All the institutions I know for the treatment of drug addiction continually speak about addiction in various ways. This is like telling a thirsty man that it is not good being thirsty, and about the dire consequences of thirst on the body, how one should not do bad things to oneself and to the others as a result of the thirst, and things like this. Instead, I would say, we had better give him a jug of fresh water.

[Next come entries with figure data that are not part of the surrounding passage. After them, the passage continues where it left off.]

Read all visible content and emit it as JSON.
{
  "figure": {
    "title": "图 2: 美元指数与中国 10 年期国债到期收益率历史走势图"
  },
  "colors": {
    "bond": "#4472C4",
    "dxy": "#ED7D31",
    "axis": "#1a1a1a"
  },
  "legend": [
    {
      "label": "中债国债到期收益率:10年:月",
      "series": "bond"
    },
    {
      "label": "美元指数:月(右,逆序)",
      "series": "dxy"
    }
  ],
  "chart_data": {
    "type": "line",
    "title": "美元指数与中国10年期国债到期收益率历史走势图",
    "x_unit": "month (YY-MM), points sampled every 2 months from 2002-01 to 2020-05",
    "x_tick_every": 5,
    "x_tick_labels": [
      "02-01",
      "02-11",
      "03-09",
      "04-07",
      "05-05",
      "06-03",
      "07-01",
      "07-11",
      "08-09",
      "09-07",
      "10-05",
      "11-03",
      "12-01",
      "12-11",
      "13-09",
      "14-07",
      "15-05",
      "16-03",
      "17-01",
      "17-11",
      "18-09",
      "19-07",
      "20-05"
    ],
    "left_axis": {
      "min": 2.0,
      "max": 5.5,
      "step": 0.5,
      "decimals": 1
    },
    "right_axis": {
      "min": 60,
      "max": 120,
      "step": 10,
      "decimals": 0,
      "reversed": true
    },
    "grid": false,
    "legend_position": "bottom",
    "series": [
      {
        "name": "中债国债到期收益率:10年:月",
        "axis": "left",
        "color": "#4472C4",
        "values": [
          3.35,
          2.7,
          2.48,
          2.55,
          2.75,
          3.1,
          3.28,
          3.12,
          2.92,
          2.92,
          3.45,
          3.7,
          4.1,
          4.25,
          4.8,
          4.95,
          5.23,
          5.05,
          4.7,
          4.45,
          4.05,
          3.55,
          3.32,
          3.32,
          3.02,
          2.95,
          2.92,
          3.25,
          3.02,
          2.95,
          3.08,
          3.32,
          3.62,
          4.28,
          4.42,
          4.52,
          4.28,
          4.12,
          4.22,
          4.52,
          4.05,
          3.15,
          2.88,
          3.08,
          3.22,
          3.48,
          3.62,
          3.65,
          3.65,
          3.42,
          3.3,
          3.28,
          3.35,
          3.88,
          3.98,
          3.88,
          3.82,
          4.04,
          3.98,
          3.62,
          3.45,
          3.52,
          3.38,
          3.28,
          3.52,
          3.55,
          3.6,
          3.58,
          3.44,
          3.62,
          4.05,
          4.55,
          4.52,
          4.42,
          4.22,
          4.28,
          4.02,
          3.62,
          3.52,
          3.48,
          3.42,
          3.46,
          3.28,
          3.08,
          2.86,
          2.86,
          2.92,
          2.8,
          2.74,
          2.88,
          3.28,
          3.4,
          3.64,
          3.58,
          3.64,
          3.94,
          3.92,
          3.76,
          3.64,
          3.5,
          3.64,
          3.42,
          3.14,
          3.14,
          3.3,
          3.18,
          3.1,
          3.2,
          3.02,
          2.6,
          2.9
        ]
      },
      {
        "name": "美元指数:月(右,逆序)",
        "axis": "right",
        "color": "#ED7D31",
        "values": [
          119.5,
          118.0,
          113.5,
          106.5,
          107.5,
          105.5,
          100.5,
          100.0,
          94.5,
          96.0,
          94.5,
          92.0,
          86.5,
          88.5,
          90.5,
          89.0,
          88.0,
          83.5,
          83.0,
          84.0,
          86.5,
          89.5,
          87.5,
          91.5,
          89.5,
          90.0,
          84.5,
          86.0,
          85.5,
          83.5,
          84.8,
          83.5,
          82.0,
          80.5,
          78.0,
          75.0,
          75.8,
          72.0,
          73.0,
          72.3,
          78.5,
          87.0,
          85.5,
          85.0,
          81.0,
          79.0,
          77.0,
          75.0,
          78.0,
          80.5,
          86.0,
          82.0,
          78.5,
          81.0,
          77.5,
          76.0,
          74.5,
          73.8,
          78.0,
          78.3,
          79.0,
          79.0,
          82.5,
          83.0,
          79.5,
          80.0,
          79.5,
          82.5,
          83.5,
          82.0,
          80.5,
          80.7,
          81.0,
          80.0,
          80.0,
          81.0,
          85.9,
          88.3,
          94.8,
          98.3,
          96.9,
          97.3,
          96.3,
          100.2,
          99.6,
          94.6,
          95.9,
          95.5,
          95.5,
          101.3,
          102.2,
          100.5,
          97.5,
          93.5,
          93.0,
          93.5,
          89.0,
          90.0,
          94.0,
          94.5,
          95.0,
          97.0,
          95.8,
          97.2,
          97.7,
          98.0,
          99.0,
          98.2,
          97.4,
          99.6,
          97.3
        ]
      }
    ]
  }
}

Consequently, instead fighting the addiction, we should teach the addict about the way to genuine freedom of the mind and the body, instead of endless psychobabble on the lack of love we should simply love him, instead of psychotherapy and group sessions we should engage him in collective sports and/or intensive physical work with a great deal of humour and fun. Together with this, we should also teach him about quality sex and eroticism and provide him with good company.

Finally, I would like to draw your attention to the following: last year only in Switzerland 8300 people died as a result of smoking, and about 3000 people died from alcohol. On the other hand, only 241 people died from illegal drugs in 1997. About 30,000 Swiss are addicted to hard drugs. At the same time, there are currently about 300,000 alcoholics and pill addicts in Switzerland. The Federal Ministry of Health of the Republic of Germany has published a report on drugs and addictions in 1998. The report says there are 17.8 million smokers (43% male and 30% female) and about 4 million alcoholics (8-9% persons aged 18-59). The same report says that three in four patients treated for drug addiction have primarily the problem of alcoholism. Furthermore, the rate of 12-25 year- olds with drug experience in West Germany has increased to 22% compared to about 17% and the end of 1980s.

All these data, together with data from other countries, warn about the fact that it is the human community that is ailing, rather than the young person that happens to be there.


Conclusion

Therapy is primarily necessary for parents because on the average in the West, one in two marriages ends in a divorce. Therapy is also necessary for scientists and business people who are still inflicting grave wounds to "Mother Earth", then to the clergy of the strongest religion of the Western civilisation, where in the last thirty years approximatly one man in four has left the order just to get married, etc., etc.

Every country needs a pluralistic, non-dogmatic research and elimination of potential causes, as well as systematic, spiritual and scientific fight of widely spread addictions.

Only in this way can we protect the physical and mental health of our own, innocent children, and in this way, the health of our nation.



[1] Cf. R Scheldrake, Das Schõpferische Universum, Die Theorie des morphogenetisches Felder, Berlin, 1997

[2] M. Coellen, Paartherapie und Paarsynthese. Lernmodel Liebe, Wien, New York 1997, p.8

[3] More on the two techniques and togetherness in the lecture by Olivija Holjac “From drug addiction to love addiction”

[4] IMPORTANT NOTE: Maituna is completely in line with the basic principles of middle-class and Christian morality and ethics. This important element of love-erotic therapy should be regarded as an important contribution and incentive for introducing unbiassed, scientific and non-dogmatic love-erotic education in the last form of primary school (14 year olds), secondary schools and universities.

[5] Otto F. Kernberg, Liebesbeziehunhen. Normalität und Pathologie, Stuttgart 1998, p.48. Original title: Love Relations. Normality and Pathology, London 1995.

[6] Ibid., p 95.

[7] Ibid., pp. 10-11

[8] All the methods and techniques of the basic seven elements of love-erotic therapy are exclusively my “inventions”.